Title: The Long Run and the Decade That Made the Marathon Cool
Author: Martin Dugard
Publisher: Dutton. Penguin Randomhouse LLC
Published: 2026
Pages: 296
ISBN: 9798217178483 (Hardcover)
ISBN: 9798217178940 (ebook)
The review
The Long Run and the Decade That Made the Marathon Cool is more than a book about the running boom. It is a narrative journey through the roads, tracks, trails and cultural arteries that transformed distance running into something larger than sport. The focus settles primarily on the 1970s and early 1980s, an era that reshaped athletics in North America and beyond.

As illustrated on the cover, the icons are all there: Joan Benoit Samuelson, Frank Shorter and Grete Waitz. Steve Prefontaine, too, forever the restless spirit of American track and field, though he never had the opportunity to discover what his best may have looked like on the roads or even fully on the track. Dugard takes readers there anyway, into the stadiums, onto the streets and into the mythology.
The book works as both a history lesson and a cultural reflection. Most readers familiar with athletics will recognize many of the individual stories, yet Dugard succeeds in weaving them together into a cohesive era rather than isolated moments. The connective tissue matters.
Bill Rogers cannot be discussed without Frank Shorter. Shorter cannot be separated from Lasse Virén, and Prefontaine raced in that same orbit. Rogers and Shorter inevitably intersect with Grete Waitz, whose dominance eventually gave way to Joan Benoit Samuelson. Their stories overlap not merely chronologically but culturally. They belonged to the same movement.
Waitz, though Norwegian, played an outsized role in popularizing the New York City Marathon through her astonishing nine victories in ten years. Remarkably, she initially had little intention of becoming a marathon runner at all.
Her story remains among the most compelling in the book. Many readers may have assumed for decades that Waitz progressed naturally from cross country and track toward the marathon with deliberate ambition. Instead, her discovery of the distance feels almost accidental, even comedic in retrospect. Dugard wisely avoids overplaying the humour. His prose remains smooth, conversational and quietly confident, as though the author is speaking directly through the page; vox textus folia.
In 1970, only 127 runners appeared at the starting line of the inaugural New York City Marathon.
The entry fee was one dollar.
There was one woman.
Dugard begins appropriately in ancient Greece before moving through the modern Olympic movement, revisiting the mythology and reality surrounding Pheidippides, the original messenger whose story became inseparable from marathon lore.
From there, the narrative moves into the 20th century and eventually toward Eugene, Oregon, the spiritual centre of American distance running, where Nike co-founders Bill Bowerman and Phil Knight altered athletics culture forever.
Importantly, Dugard remembers Arthur Lydiard.

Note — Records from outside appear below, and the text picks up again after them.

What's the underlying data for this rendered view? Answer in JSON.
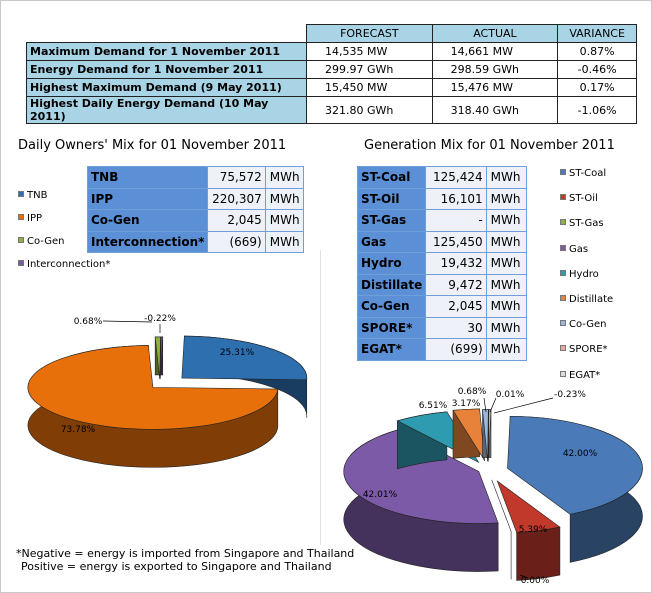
{
  "summary": {
    "headers": [
      "",
      "FORECAST",
      "ACTUAL",
      "VARIANCE"
    ],
    "rows": [
      {
        "label": "Maximum Demand for 1 November 2011",
        "forecast": "14,535  MW",
        "actual": "14,661  MW",
        "variance": "0.87%"
      },
      {
        "label": "Energy Demand for 1 November 2011",
        "forecast": "299.97  GWh",
        "actual": "298.59  GWh",
        "variance": "-0.46%"
      },
      {
        "label": "Highest Maximum Demand (9 May 2011)",
        "forecast": "15,450  MW",
        "actual": "15,476  MW",
        "variance": "0.17%"
      },
      {
        "label": "Highest Daily Energy Demand (10 May 2011)",
        "forecast": "321.80  GWh",
        "actual": "318.40  GWh",
        "variance": "-1.06%"
      }
    ]
  },
  "owners": {
    "title": "Daily Owners' Mix for 01 November 2011",
    "table": [
      {
        "name": "TNB",
        "value": "75,572",
        "unit": "MWh"
      },
      {
        "name": "IPP",
        "value": "220,307",
        "unit": "MWh"
      },
      {
        "name": "Co-Gen",
        "value": "2,045",
        "unit": "MWh"
      },
      {
        "name": "Interconnection*",
        "value": "(669)",
        "unit": "MWh"
      }
    ]
  },
  "generation": {
    "title": "Generation Mix for 01 November 2011",
    "table": [
      {
        "name": "ST-Coal",
        "value": "125,424",
        "unit": "MWh"
      },
      {
        "name": "ST-Oil",
        "value": "16,101",
        "unit": "MWh"
      },
      {
        "name": "ST-Gas",
        "value": "-",
        "unit": "MWh"
      },
      {
        "name": "Gas",
        "value": "125,450",
        "unit": "MWh"
      },
      {
        "name": "Hydro",
        "value": "19,432",
        "unit": "MWh"
      },
      {
        "name": "Distillate",
        "value": "9,472",
        "unit": "MWh"
      },
      {
        "name": "Co-Gen",
        "value": "2,045",
        "unit": "MWh"
      },
      {
        "name": "SPORE*",
        "value": "30",
        "unit": "MWh"
      },
      {
        "name": "EGAT*",
        "value": "(699)",
        "unit": "MWh"
      }
    ]
  },
  "chart_data": [
    {
      "type": "pie",
      "title": "Daily Owners' Mix for 01 November 2011",
      "legend_position": "left",
      "categories": [
        "TNB",
        "IPP",
        "Co-Gen",
        "Interconnection*"
      ],
      "values": [
        25.31,
        73.78,
        0.68,
        -0.22
      ],
      "labels": [
        "25.31%",
        "73.78%",
        "0.68%",
        "-0.22%"
      ],
      "colors": [
        "#2e6fb0",
        "#e8700a",
        "#8fb03a",
        "#7a5aa6"
      ]
    },
    {
      "type": "pie",
      "title": "Generation Mix for 01 November 2011",
      "legend_position": "right",
      "categories": [
        "ST-Coal",
        "ST-Oil",
        "ST-Gas",
        "Gas",
        "Hydro",
        "Distillate",
        "Co-Gen",
        "SPORE*",
        "EGAT*"
      ],
      "values": [
        42.0,
        5.39,
        0.0,
        42.01,
        6.51,
        3.17,
        0.68,
        0.01,
        -0.23
      ],
      "labels": [
        "42.00%",
        "5.39%",
        "0.00%",
        "42.01%",
        "6.51%",
        "3.17%",
        "0.68%",
        "0.01%",
        "-0.23%"
      ],
      "colors": [
        "#4a7ab8",
        "#c0392b",
        "#8fb03a",
        "#7c5aa8",
        "#2f9bb0",
        "#e8823a",
        "#9bb7dc",
        "#e6a8a0",
        "#dcdcdc"
      ]
    }
  ],
  "note": {
    "line1": "*Negative = energy is imported from Singapore and Thailand",
    "line2": "Positive = energy is exported to Singapore and Thailand"
  }
}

Too often forgotten in broader American retellings, the New Zealand visionary profoundly influenced Bowerman and modern endurance training itself. Bowerman once remarked to President John F. Kennedy: “I am but the messenger. Arthur Lydiard of New Zealand is the prophet.”
The book navigates through multiple tributaries of the running boom: the President’s Physical Fitness Award, fierce rivalries, and the explosion of running literature in the 1970s, including Jim Fixx’s The Complete Book of Running and Kenneth Cooper’s Aerobics.
Eventually, the narrative arrives squarely in the great running boom itself, the era of Samuelson, Prefontaine, Rogers, Shorter and Waitz.
There are omissions, naturally. Australian Robert de Castella, New Zealanders Rod Dixon, Lorraine Moller, Dick Quax and John Walker, Britain’s Ovett, Coe and Cram, along with Japan’s Toshihiko Seko, might have enriched the broader international context. Yet perhaps another 30 pages would have pushed the book beyond its intended stride length.
One curious editorial decision persists throughout. Dugard, or perhaps his editor, bypasses the conventional Chicago and Associated Press style rule of capitalizing “Games” when referring to the Olympic Games. A minor detail perhaps, but one noticeable to readers attentive to athletics journalism and publishing standards.
Still, The Long Run succeeds because it understands something essential. The marathon boom was never solely about running. It was about identity, aspiration, suffering, fitness, counterculture, commercialization and belief. The roads became crowded because, for a brief period, distance running represented possibility itself. I mean, if Oprah Winfrey will run the rolling Marine Corps Marathon in her debut instead of the dead flat Chicago, where her show was televised from for 25 years, the masses have to ante up.